Quand on apprend à danser le tango, on ne peut se contenter d'apprendre des pas. Un jour ou l'autre on a besoin de réfléchir sur ce que l'on fait. C'est une danse qui sollicite la pensée. Les personnes qui ont choisi de faire cet apprentissage ont besoin d'en parler entre elles.  Elles ont même tendance à avoir constamment envie de parler de tango, ce qui n'est pas du goût évidemment de leurs proches qui ne partagent pas cette passion. "Cada loco con su tema" dit  le proverbe espagnol (A chaque fou son obsession). Ce blog voudrait être une occasion de plus pour ces "locos"  d'entendre parler et de parler eux-mêmes de tango.

  Par ailleurs, la pratique du tango confronte à une grande culture, riche et métissée comme l'est toute culture populaire ; le tango, la valse et la milonga sont tantôt musique jouée par les seuls instruments, tantôt aussi chantés. Bien connaître non seulement la musique mais aussi les paroles des tangos chantés aide à mieux danser. Or, la plupart du temps, les traducteurs traduisent le sens lexical des  paroles (ce qui n'est pas rien car les auteurs de tangos utilisent  parfois l'argot de Buenos Aires, le lunfardo), mais ne vont pas au bout de leur tâche : ils ne proposent pas au lecteur des textes en français qui soient des équivalents des textes espagnols. "Equivalent" implique qu'il y ait en français des  rimes ou au moins des assonances au bout des vers mais aussi à l'intérieur, et une métrique comme en espagnol. Et c'est là que l'opération de traduction devient difficile et suppose d'autres qualités que la connaissance du lexique : une sensibilité au rythme du texte. Le parti-pris de Jacques Ancet , qui a beaucoup traduit la poésie espagnole et sud-américaine, qui est lui-même poète, est de privilégier  toujours le rythme du texte.  Les tangos ne sont pas de grands poèmes ; ce sont des chansons populaires dont beaucoup manient allègrement les clichés ; mais ce n'étaient pas des clichés pour ceux qui les ont écrits, ni pour ceux qui les ont chantés pour dire leurs peines de toute leur âme, et certains sont de très belles chansons qui méritent qu'on s'efforce de les faire vraiment entendre en français, l'idéal étant que le texte français puisse être chanté sur la musique originale (le propre de la chanson par rapport au poème est l'inséparabilité des paroles et de la musique, l'inséparabilité aussi de la chanson et de son interprète ).

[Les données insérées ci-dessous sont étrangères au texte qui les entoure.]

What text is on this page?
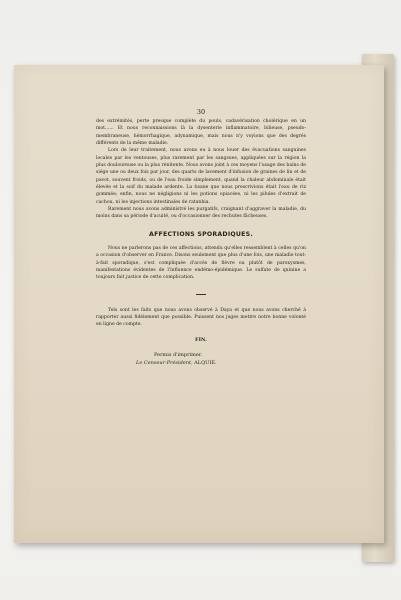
30

des extrémités, perte presque complète du pouls, cadavérisation cholérique en un mot...... Et nous reconnaissions là la dysenterie inflammatoire, bilieuse, pseudo-membraneuse, hémorrhagique, adynamique, mais nous n'y voyions que des degrés différents de la même maladie.

Lors de leur traitement, nous avons eu à nous louer des évacuations sanguines locales par les ventouses, plus rarement par les sangsues, appliquées sur la région la plus douloureuse ou la plus rénitente. Nous avons joint à ces moyens l'usage des bains de siége une ou deux fois par jour, des quarts de lavement d'infusion de graines de lin et de pavot, souvent froids, ou de l'eau froide simplement, quand la chaleur abdominale était élevée et la soif du malade ardente. La tisane que nous prescrivions était l'eau de riz gommée; enfin, nous ne négligions ni les potions opiacées, ni les pilules d'extrait de cachou, ni les injections intestinales de ratanhia.

Rarement nous avons administré les purgatifs, craignant d'aggraver la maladie, du moins dans sa période d'acuité, ou d'occasionner des rechutes fâcheuses.

AFFECTIONS SPORADIQUES.

Nous ne parlerons pas de ces affections, attendu qu'elles ressemblent à celles qu'on a occasion d'observer en France. Disons seulement que plus d'une fois, une maladie tout-à-fait sporadique, s'est compliquée d'accès de fièvre ou plutôt de paroxysmes, manifestations évidentes de l'influence endémo-épidémique. Le sulfate de quinine a toujours fait justice de cette complication.

Tels sont les faits que nous avons observé à Daya et que nous avons cherché à rapporter aussi fidèlement que possible. Puissent nos juges mettre notre bonne volonté en ligne de compte.

FIN.
Permis d'imprimer.
Le Censeur-Président, ALQUIÉ.
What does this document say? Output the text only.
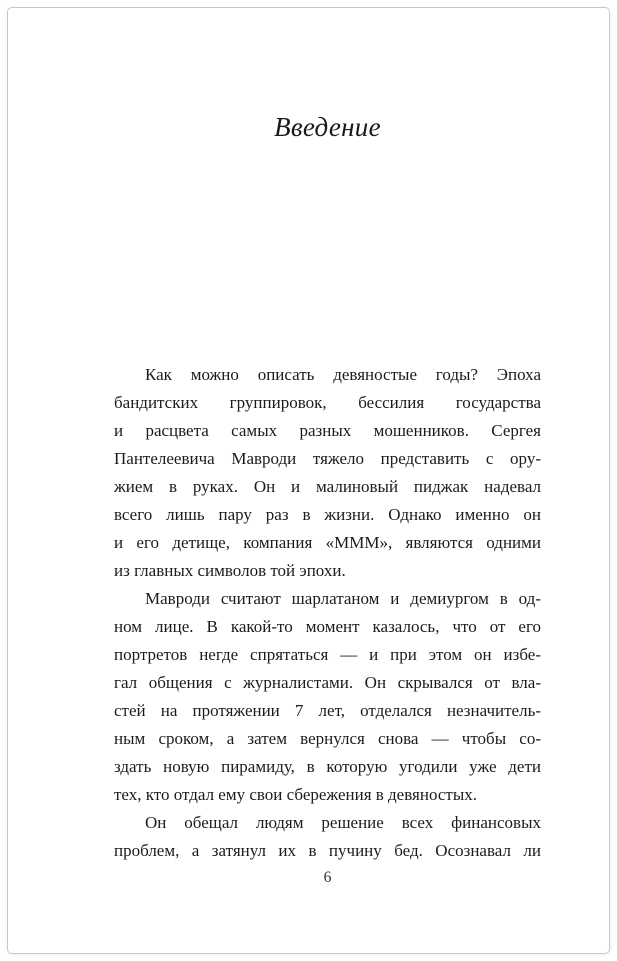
Введение
Как можно описать девяностые годы? Эпоха
бандитских группировок, бессилия государства
и расцвета самых разных мошенников. Сергея
Пантелеевича Мавроди тяжело представить с ору-
жием в руках. Он и малиновый пиджак надевал
всего лишь пару раз в жизни. Однако именно он
и его детище, компания «МММ», являются одними
из главных символов той эпохи.
Мавроди считают шарлатаном и демиургом в од-
ном лице. В какой-то момент казалось, что от его
портретов негде спрятаться — и при этом он избе-
гал общения с журналистами. Он скрывался от вла-
стей на протяжении 7 лет, отделался незначитель-
ным сроком, а затем вернулся снова — чтобы со-
здать новую пирамиду, в которую угодили уже дети
тех, кто отдал ему свои сбережения в девяностых.
Он обещал людям решение всех финансовых
проблем, а затянул их в пучину бед. Осознавал ли
6
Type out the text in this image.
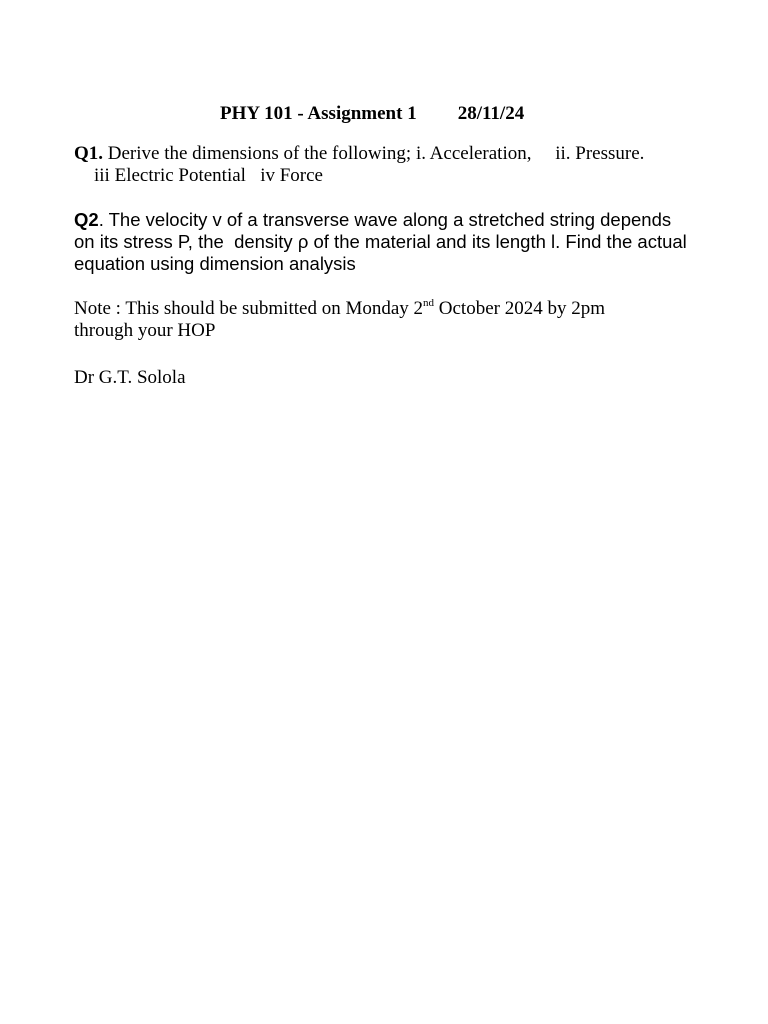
PHY 101 - Assignment 1 28/11/24
Q1. Derive the dimensions of the following; i. Acceleration,     ii. Pressure.
iii Electric Potential   iv Force
Q2. The velocity v of a transverse wave along a stretched string depends
on its stress P, the  density ρ of the material and its length l. Find the actual
equation using dimension analysis
Note : This should be submitted on Monday 2nd October 2024 by 2pm
through your HOP
Dr G.T. Solola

     Ainsi, on trouvera dans ce blog des réflexions sur l'apprentissage de la danse qui donnent le point de vue non pas de celui qui enseigne mais de celui (celle) qui apprend, et des traductions de chansons, choisies parce qu'elles sont ou bien particulièrement belles ou bien particulièrement connues. Traductions et réflexions sont  proposées par Jacques et Lucienne Ancet, autrefois professeurs, l'un d'espagnol, l'autre de philosophie, tous deux amoureux de cette belle musique et belle danse.

       Vous y trouverez également des renseignements sur les activités associatives autour du tango auxquelles ils participent à Annecy.



    Et  pourquoi ce nom, El Compadrito?

     Le compadrito — le petit dur, la petite gouape —  est un personnage emblématique de l’univers du tango. (On en trouvera un portrait chanté avec la traduction de "El porteñito"). Virtuose du couteau et de la danse, souteneur à ses heures, le compadrito est, d’une certaine manière, l’un des inventeurs de cette danse de bordels promis à un avenir aussi brillant qu'inattendu. A tout Seigneur, donc, tout honneur avec le nom de ce blog.


    Nous proposons également  un site nommé "La Caminata" ; le rôle spécifique du blog est d'informer de la publication de nouveaux textes ; le blog est facile à trouver sur internet, et il donne le moyen de parvenir au site.  La présentation du site, plus architecturée,  permet une consultation plus aisée de l'ensemble des articles et traductions.